What’s new is the “Internet meme,” a concept that now spreads rapidly from person to person, mostly via email, blogs, forums, image boards, social networking sites, instant messaging, social news sites, and visual sharing sites like YouTube, Twitter, and Facebook.
This represents a development in the spread of memes whose spread is interfered with by modern technology. It does not represent the natural spread of memes as was the case in the past. The same thing happens in human-made genetic mutations, which are not consistent with Darwin’s theory of natural selection. These manufactured mutations may lead in the future to a fundamental change in the form and behavior of creatures and may lead to a disturbing and frightening imbalance.

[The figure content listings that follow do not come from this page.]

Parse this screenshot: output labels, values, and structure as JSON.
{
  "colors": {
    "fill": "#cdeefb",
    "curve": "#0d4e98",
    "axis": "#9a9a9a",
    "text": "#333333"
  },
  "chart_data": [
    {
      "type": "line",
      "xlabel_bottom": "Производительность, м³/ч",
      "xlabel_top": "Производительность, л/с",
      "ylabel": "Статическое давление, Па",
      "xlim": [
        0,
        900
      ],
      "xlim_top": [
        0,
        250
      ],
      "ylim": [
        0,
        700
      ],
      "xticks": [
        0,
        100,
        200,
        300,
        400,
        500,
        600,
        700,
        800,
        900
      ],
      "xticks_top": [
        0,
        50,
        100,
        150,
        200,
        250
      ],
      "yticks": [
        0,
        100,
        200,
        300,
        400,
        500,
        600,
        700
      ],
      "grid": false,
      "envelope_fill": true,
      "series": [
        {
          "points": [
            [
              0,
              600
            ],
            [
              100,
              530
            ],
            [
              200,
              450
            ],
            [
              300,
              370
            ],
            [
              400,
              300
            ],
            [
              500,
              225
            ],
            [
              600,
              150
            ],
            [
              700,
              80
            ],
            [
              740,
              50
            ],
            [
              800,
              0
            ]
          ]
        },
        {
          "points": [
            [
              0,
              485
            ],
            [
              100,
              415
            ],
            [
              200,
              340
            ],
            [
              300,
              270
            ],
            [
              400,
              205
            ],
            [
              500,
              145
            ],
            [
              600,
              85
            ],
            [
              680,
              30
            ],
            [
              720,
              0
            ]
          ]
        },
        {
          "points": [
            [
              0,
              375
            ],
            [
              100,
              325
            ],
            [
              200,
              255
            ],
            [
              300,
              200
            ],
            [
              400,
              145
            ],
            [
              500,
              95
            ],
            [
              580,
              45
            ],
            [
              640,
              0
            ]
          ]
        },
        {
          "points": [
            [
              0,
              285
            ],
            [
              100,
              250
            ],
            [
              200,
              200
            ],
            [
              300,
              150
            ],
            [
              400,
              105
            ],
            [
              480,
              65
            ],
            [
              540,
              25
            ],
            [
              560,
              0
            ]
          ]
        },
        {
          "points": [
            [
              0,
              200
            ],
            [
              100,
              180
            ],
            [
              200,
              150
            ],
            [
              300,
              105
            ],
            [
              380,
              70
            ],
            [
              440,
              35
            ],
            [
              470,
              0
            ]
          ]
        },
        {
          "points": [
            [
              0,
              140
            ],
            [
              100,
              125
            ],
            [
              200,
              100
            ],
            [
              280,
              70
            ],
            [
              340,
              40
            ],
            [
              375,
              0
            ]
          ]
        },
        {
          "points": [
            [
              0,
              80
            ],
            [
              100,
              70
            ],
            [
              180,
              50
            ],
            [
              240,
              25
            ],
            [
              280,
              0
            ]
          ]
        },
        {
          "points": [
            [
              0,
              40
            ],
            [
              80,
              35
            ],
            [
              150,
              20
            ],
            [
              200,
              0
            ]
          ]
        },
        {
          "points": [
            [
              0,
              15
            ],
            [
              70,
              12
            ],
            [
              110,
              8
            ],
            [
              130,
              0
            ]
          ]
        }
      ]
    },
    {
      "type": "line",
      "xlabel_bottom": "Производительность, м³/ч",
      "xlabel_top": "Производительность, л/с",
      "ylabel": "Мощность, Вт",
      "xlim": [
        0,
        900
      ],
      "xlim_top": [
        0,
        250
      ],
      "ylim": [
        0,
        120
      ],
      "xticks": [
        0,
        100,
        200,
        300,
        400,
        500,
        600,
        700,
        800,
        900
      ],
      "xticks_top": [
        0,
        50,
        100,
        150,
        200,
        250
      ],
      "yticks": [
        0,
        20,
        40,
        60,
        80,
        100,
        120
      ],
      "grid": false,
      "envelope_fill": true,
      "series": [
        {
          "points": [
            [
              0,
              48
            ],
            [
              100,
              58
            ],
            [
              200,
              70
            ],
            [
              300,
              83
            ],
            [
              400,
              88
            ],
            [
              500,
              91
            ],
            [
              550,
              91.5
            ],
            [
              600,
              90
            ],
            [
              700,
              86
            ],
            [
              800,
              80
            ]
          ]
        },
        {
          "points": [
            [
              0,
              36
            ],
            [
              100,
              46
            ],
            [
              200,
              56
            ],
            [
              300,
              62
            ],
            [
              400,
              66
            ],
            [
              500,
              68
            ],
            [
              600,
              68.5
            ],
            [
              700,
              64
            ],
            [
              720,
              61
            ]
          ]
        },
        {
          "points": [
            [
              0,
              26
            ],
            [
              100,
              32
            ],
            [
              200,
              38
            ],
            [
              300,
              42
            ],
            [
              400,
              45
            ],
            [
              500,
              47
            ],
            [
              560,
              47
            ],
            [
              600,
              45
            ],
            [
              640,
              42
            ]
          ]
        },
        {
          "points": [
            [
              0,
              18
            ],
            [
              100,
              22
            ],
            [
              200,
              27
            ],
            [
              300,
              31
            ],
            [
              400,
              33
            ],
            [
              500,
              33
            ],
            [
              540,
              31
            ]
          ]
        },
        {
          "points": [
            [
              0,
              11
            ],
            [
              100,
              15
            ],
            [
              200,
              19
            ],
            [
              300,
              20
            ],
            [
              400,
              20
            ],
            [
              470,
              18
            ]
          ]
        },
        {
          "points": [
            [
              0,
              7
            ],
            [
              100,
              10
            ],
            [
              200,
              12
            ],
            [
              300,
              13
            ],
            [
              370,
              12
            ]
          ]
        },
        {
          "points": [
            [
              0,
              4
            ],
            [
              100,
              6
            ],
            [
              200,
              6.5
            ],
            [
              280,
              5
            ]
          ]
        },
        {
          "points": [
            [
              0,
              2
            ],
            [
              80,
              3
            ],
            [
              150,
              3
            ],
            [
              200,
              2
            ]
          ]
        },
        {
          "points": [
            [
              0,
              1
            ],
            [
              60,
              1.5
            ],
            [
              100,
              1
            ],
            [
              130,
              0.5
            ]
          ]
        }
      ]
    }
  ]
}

Nature, over millions of years, gradually led to what we are now as humans, biologically, and to the spread of certain memes linked to the growth of the human mind, imagination, and ability to comprehend. However, human intervention and use of science to achieve specific goals may reverse the scales of progression, and create a new future that does not depend on natural evolution. Humanity knows it before and may not be prepared for it.